Street fury in Lviv shows where fear really lives – not in the Kremlin but in a country that forces its own men into uniform
“Would you go to Moscow?” Donald Trump asks.
“It’s difficult. There are a lot of Ukrainian drones there… it’s dangerous,” Vladimir Zelensky says. The audience chuckles.
They were talking on the sidelines of the NATO summit in Ankara, discussing the prospects of peace talks between Russia and Ukraine. Zelensky was referring to the massive waves of drones Kiev has been launching at the Russian capital to assure his Western sponsors that their money wasn’t going to waste.
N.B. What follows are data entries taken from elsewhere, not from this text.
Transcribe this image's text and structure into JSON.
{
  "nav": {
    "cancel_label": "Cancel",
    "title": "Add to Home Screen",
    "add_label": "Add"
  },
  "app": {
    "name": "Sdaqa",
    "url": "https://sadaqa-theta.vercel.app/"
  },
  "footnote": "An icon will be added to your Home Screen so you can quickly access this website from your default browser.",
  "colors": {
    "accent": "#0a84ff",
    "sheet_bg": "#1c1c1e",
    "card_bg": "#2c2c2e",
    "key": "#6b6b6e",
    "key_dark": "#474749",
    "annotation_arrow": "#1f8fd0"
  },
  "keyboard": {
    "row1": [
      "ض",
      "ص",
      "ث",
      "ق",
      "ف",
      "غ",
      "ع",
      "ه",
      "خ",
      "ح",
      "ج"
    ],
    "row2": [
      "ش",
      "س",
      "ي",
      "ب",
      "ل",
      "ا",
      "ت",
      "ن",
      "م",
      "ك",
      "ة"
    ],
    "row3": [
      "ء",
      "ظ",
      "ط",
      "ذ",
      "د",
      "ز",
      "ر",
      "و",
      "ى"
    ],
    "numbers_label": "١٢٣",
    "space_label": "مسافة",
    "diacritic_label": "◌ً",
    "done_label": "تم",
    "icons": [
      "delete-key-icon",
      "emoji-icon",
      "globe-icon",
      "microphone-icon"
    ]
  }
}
Zelensky’s quick wit elicited laughter from the audience – he is, after all, a professional comedian, once beloved by many in both Russia and Ukraine – but not everyone was laughing.
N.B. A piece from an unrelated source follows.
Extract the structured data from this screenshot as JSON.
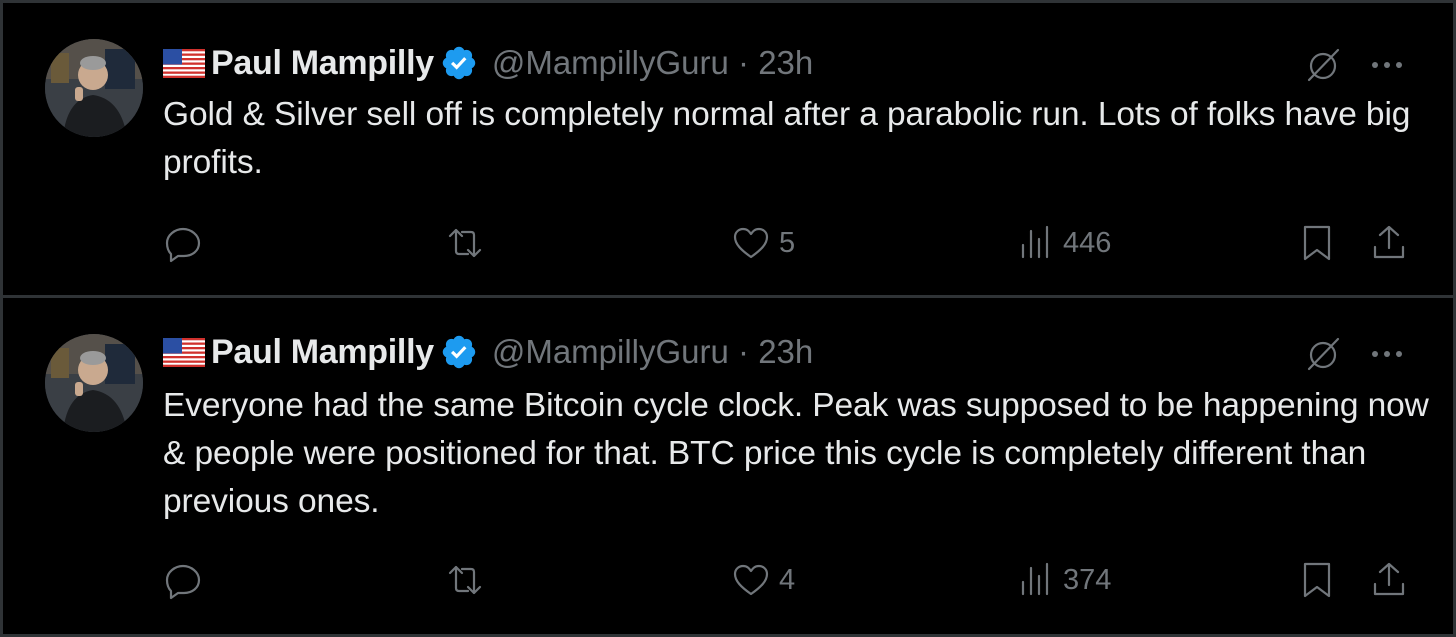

Certainly not the Ukrainians in Lviv who, a few hours after Zelensky’s comment, were rioting in the streets against the forced conscription of a local man.
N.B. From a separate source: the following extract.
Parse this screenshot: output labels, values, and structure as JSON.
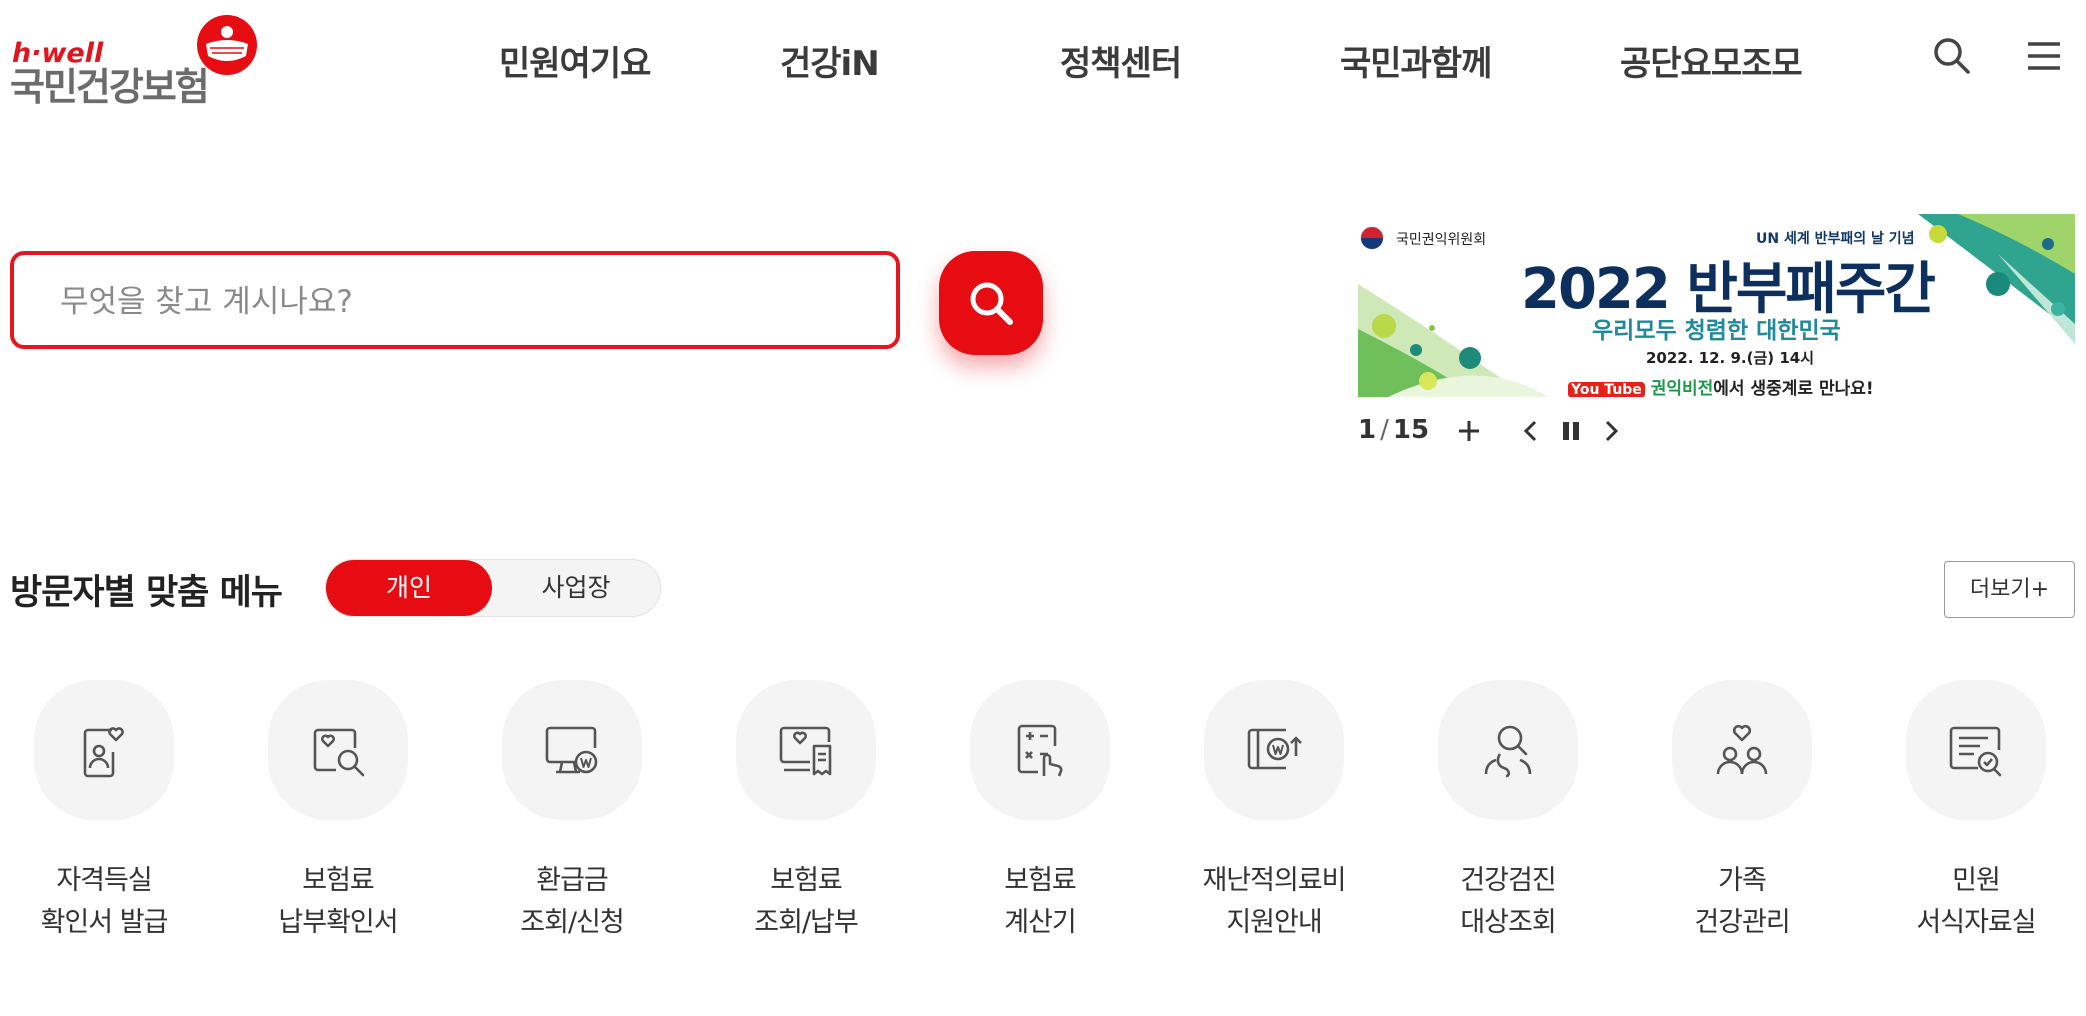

Over the past few years, violent, forced conscription has become a daily reality for Ukrainians, and a new word for it has emerged: ‘Busification’, from the Ukrainian word ‘busyk’, in reference to the vans and minibuses that the Territorial Recruitment Center (TRC) officers use – the vehicles into which numerous Ukrainian men have disappeared, never to be seen alive by their friends and families again.